There are three guitars and three microphone stands sitting innocuously on stage before Lauryn Redding saunters on, beer firmly in hand. She addresses the audience casually and amicably, before introducing her semi-autobiographical tale of first love and heartbreak, as if we were all sitting together in a pub, whiling the hours away. But the storytelling that follows is masterful and thrilling, capturing the intricacies and intensity of such infatuation and lust with tenderness.

Bloody Elle is centred on the tragic trope of the star-crossed lovers but set within an LGBTQ+ framework, with working-class, aspiring musician Elle falling for the posh, polite and soon-to-be doctor Eve. Redding’s original score is built around folk-pop and soft-rock songs that are chopped up and looped with skill, her blistering vocals soaring above the guitar lines of each track as she moves from microphone to microphone, and acoustic to electric guitar. 
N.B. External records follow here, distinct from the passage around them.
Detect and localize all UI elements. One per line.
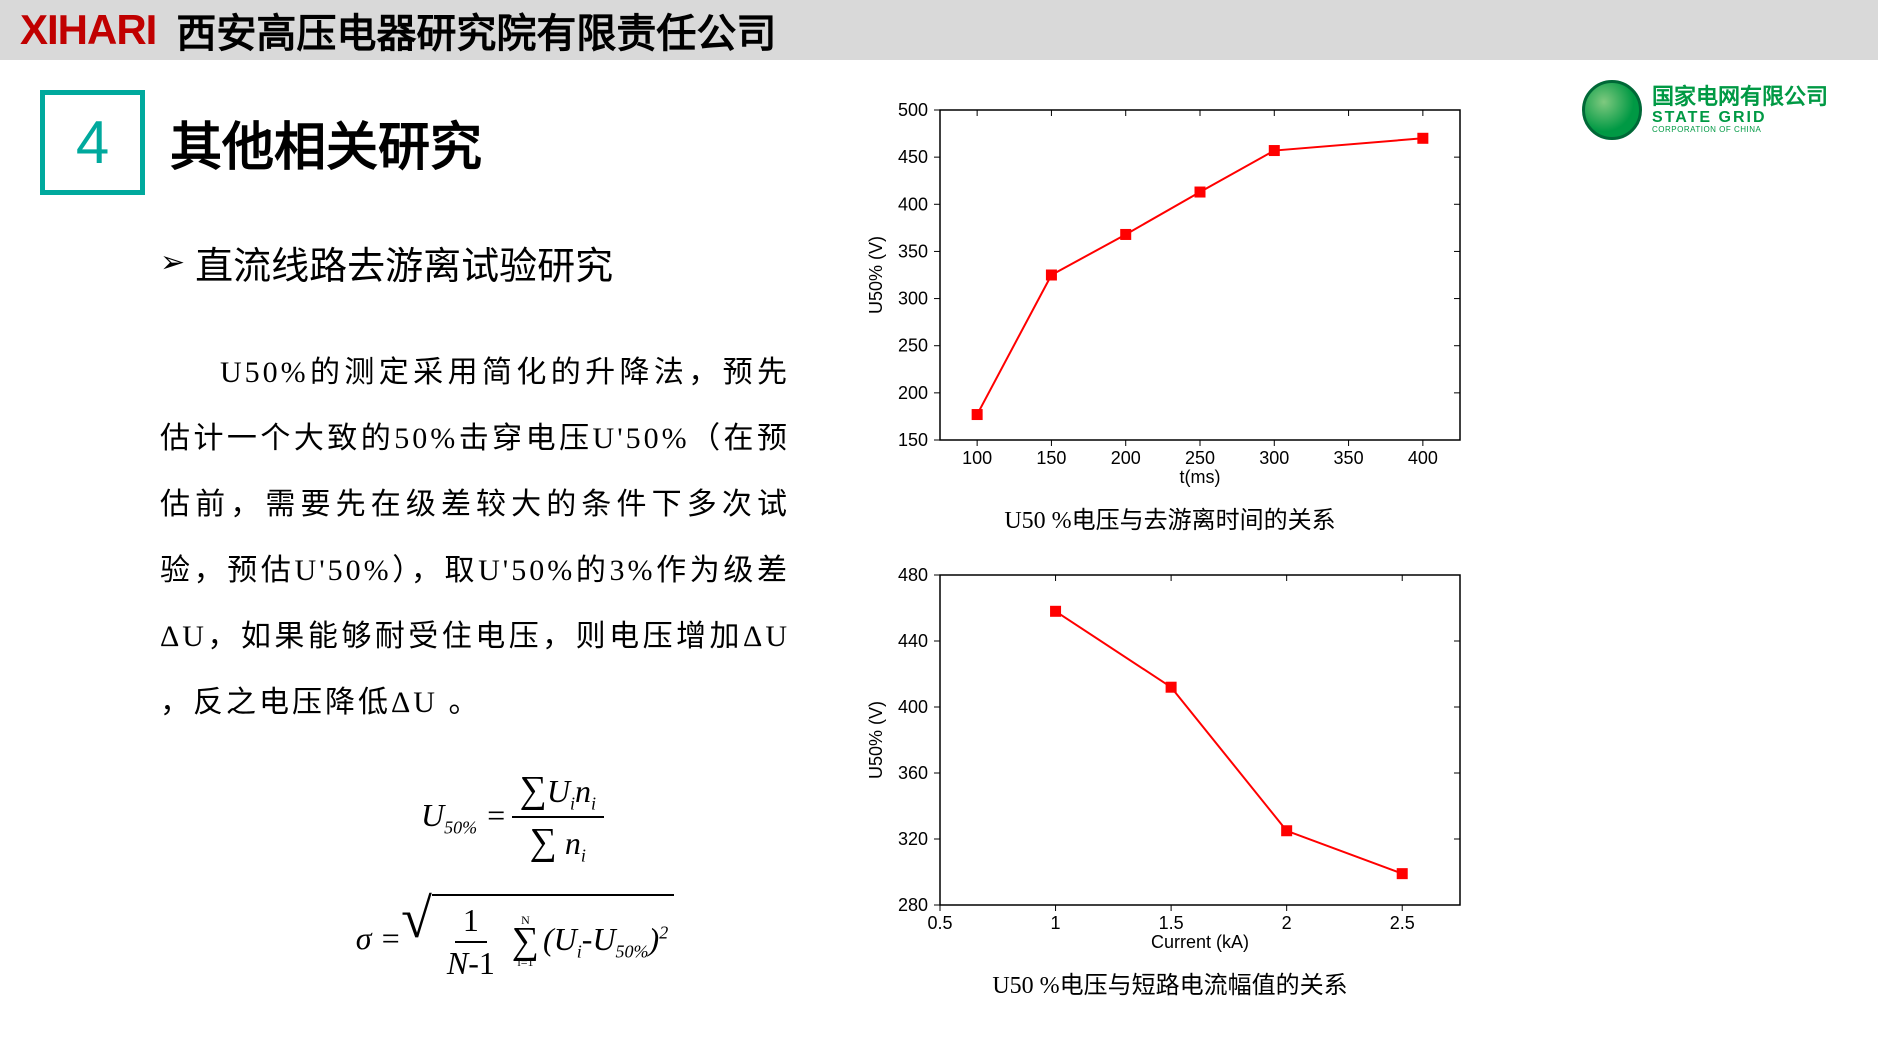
svg-text:100: 100 (962, 448, 992, 468)
svg-text:Current (kA): Current (kA) (1151, 932, 1249, 952)
formula-u50: U50% = ∑Uini ∑ ni (240, 766, 790, 869)
svg-text:U50% (V): U50% (V) (866, 701, 886, 779)
svg-text:350: 350 (898, 241, 928, 261)
xihari-logo: XIHARI (20, 6, 156, 54)
svg-text:300: 300 (1259, 448, 1289, 468)
chart-u50-vs-current: 0.5 1 1.5 2 2.5 280 320 360 400 440 480 Current (kA… (860, 560, 1480, 1010)
body-text: U50%的测定采用简化的升降法，预先估计一个大致的50%击穿电压U'50%（在预… (160, 340, 790, 736)
svg-text:400: 400 (898, 697, 928, 717)
svg-text:500: 500 (898, 100, 928, 120)
svg-text:U50% (V): U50% (V) (866, 236, 886, 314)
state-grid-globe-icon (1582, 80, 1642, 140)
state-grid-logo: 国家电网有限公司 STATE GRID CORPORATION OF CHINA (1582, 80, 1828, 140)
state-grid-text: 国家电网有限公司 STATE GRID CORPORATION OF CHINA (1652, 85, 1828, 136)
svg-text:2.5: 2.5 (1390, 913, 1415, 933)
sg-en: STATE GRID (1652, 109, 1828, 127)
svg-text:300: 300 (898, 289, 928, 309)
chart1-caption: U50 %电压与去游离时间的关系 (860, 500, 1480, 535)
sg-cn: 国家电网有限公司 (1652, 85, 1828, 109)
header-bar: XIHARI 西安高压电器研究院有限责任公司 (0, 0, 1878, 60)
svg-text:450: 450 (898, 147, 928, 167)
content-area: 4 其他相关研究 ➢ 直流线路去游离试验研究 U50%的测定采用简化的升降法，预… (0, 60, 1878, 1054)
svg-text:400: 400 (898, 194, 928, 214)
svg-text:250: 250 (898, 336, 928, 356)
formulas: U50% = ∑Uini ∑ ni σ = √ 1 N-1 (240, 766, 790, 984)
svg-text:0.5: 0.5 (927, 913, 952, 933)
bullet-line: ➢ 直流线路去游离试验研究 (160, 235, 790, 290)
svg-text:1: 1 (1051, 913, 1061, 933)
left-column: 4 其他相关研究 ➢ 直流线路去游离试验研究 U50%的测定采用简化的升降法，预… (40, 90, 820, 1054)
chart-u50-vs-time: 100 150 200 250 300 350 400 150 200 250 300 350 400 4… (860, 95, 1480, 535)
svg-text:150: 150 (898, 430, 928, 450)
subsection: ➢ 直流线路去游离试验研究 U50%的测定采用简化的升降法，预先估计一个大致的5… (160, 235, 790, 984)
svg-text:480: 480 (898, 565, 928, 585)
svg-text:440: 440 (898, 631, 928, 651)
svg-text:320: 320 (898, 829, 928, 849)
company-name: 西安高压电器研究院有限责任公司 (176, 1, 776, 59)
section-number-box: 4 (40, 90, 145, 195)
svg-text:250: 250 (1185, 448, 1215, 468)
section-header: 4 其他相关研究 (40, 90, 790, 195)
right-column: 国家电网有限公司 STATE GRID CORPORATION OF CHINA… (820, 90, 1838, 1054)
formula-sigma: σ = √ 1 N-1 N ∑ i=1 (240, 894, 790, 984)
bullet-text: 直流线路去游离试验研究 (195, 235, 613, 290)
svg-text:1.5: 1.5 (1159, 913, 1184, 933)
section-title: 其他相关研究 (170, 105, 482, 180)
svg-text:2: 2 (1282, 913, 1292, 933)
triangle-icon: ➢ (160, 245, 185, 280)
svg-text:t(ms): t(ms) (1180, 467, 1221, 487)
svg-text:200: 200 (898, 383, 928, 403)
svg-text:280: 280 (898, 895, 928, 915)
svg-text:350: 350 (1334, 448, 1364, 468)
sg-en2: CORPORATION OF CHINA (1652, 126, 1828, 135)
chart2-caption: U50 %电压与短路电流幅值的关系 (860, 965, 1480, 1000)
svg-text:200: 200 (1111, 448, 1141, 468)
svg-text:150: 150 (1036, 448, 1066, 468)
svg-text:400: 400 (1408, 448, 1438, 468)
section-number: 4 (76, 108, 109, 177)
svg-text:360: 360 (898, 763, 928, 783)
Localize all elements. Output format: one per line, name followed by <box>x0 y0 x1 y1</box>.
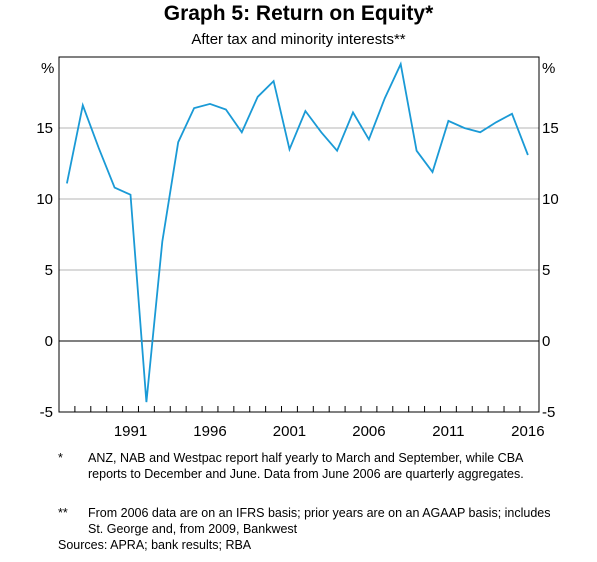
y-tick-label-left: 10 <box>36 191 53 208</box>
x-tick-label: 2006 <box>352 423 385 440</box>
y-tick-label-right: 5 <box>542 262 550 279</box>
y-unit-right: % <box>542 60 555 77</box>
chart-title: Graph 5: Return on Equity* <box>163 2 434 25</box>
x-tick-label: 2001 <box>273 423 306 440</box>
y-tick-label-right: 10 <box>542 191 559 208</box>
x-tick-label: 2016 <box>511 423 544 440</box>
footnote-1-text: ANZ, NAB and Westpac report half yearly … <box>88 451 524 481</box>
plot-frame <box>58 56 540 413</box>
footnote-1-mark: * <box>58 451 63 465</box>
x-ticks <box>74 406 521 412</box>
y-tick-label-left: 5 <box>45 262 53 279</box>
x-tick-label: 2011 <box>432 423 464 440</box>
y-tick-label-left: -5 <box>40 404 53 421</box>
x-labels: 1991 1996 2001 2006 2011 2016 <box>114 423 545 440</box>
y-tick-label-right: -5 <box>542 404 555 421</box>
y-labels: -5 -5 0 0 5 5 10 10 15 15 <box>36 120 558 421</box>
y-tick-label-right: 15 <box>542 120 559 137</box>
sources-note: Sources: APRA; bank results; RBA <box>58 538 252 552</box>
x-tick-label: 1996 <box>193 423 226 440</box>
y-tick-label-right: 0 <box>542 333 550 350</box>
footnote-2-mark: ** <box>58 506 68 520</box>
series-line-roe <box>66 61 529 403</box>
y-tick-label-left: 15 <box>36 120 53 137</box>
footnote-2-text: From 2006 data are on an IFRS basis; pri… <box>88 506 551 536</box>
chart-subtitle: After tax and minority interests** <box>191 31 406 48</box>
y-unit-left: % <box>41 60 54 77</box>
y-tick-label-left: 0 <box>45 333 53 350</box>
series-group <box>66 61 529 403</box>
x-tick-label: 1991 <box>114 423 147 440</box>
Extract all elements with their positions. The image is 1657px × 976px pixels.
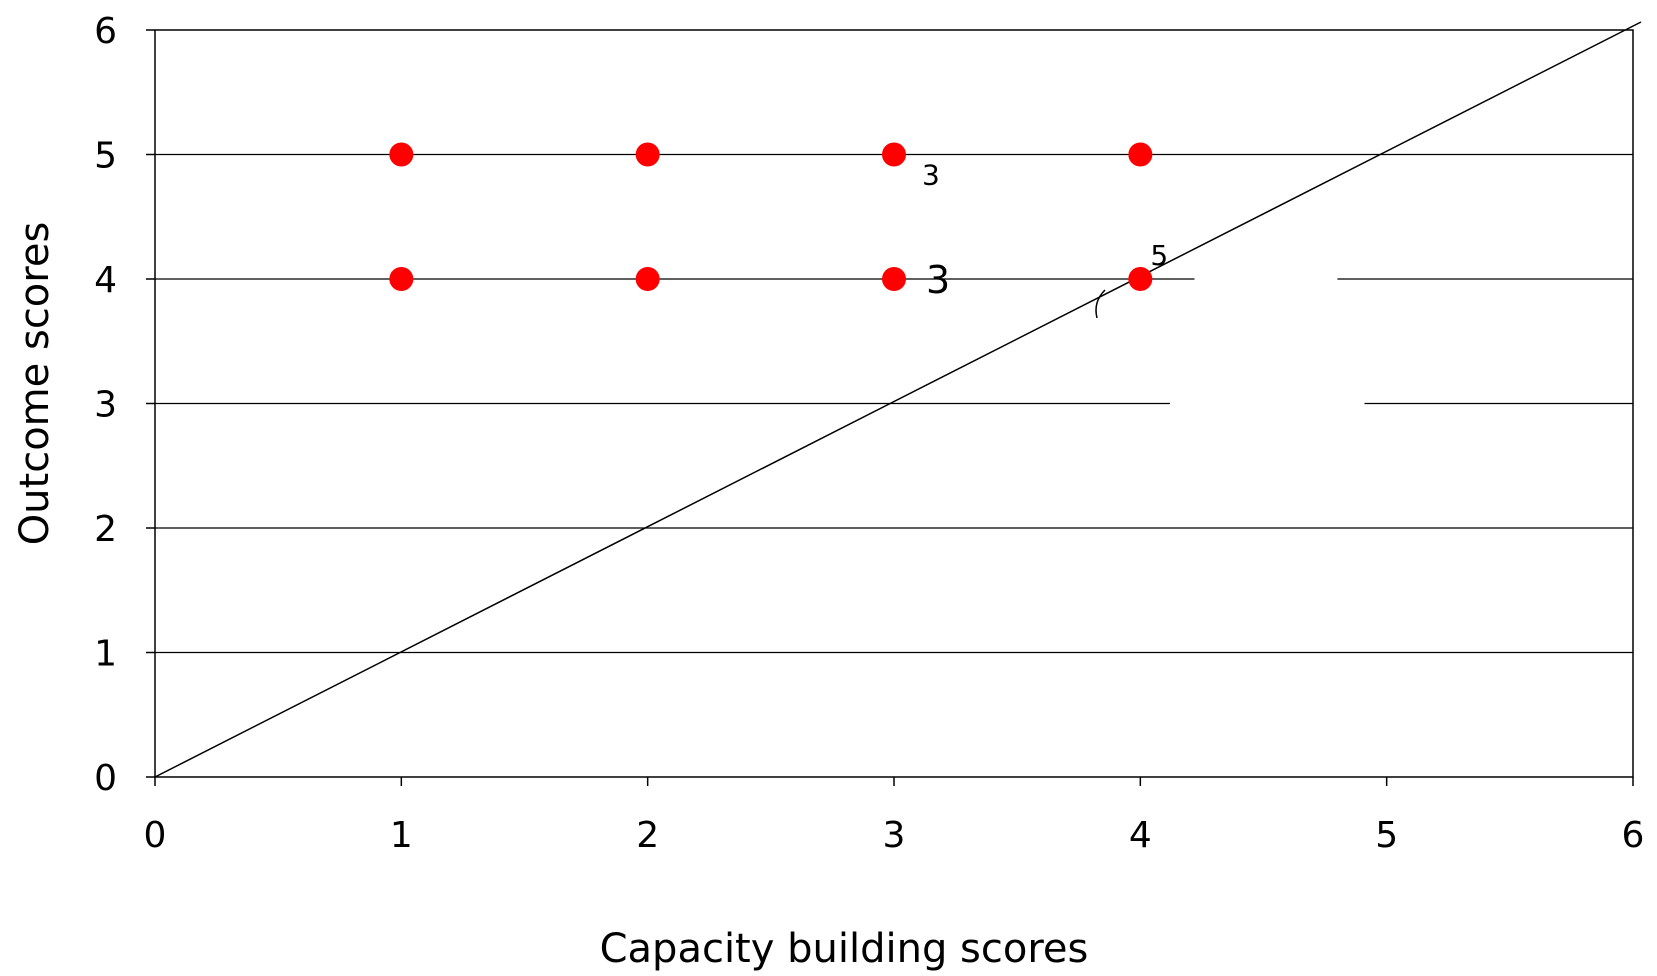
y-tick-labels: 0 1 2 3 4 5 6 (94, 11, 117, 799)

Though the music and spoken word is stirring throughout, the real strength of Bloody Elle lies in the effortlessness with which Redding assumes the role of every character, switching register, accent and even physicality with such ease and precision that you quickly forget you’re watching a one-woman solo show. 

As a piece of gig theatre, Bloody Elle is electrifying, joyous and cathartic in equal measure, celebrating difference and complexity, while also underlining the urgency of acceptance.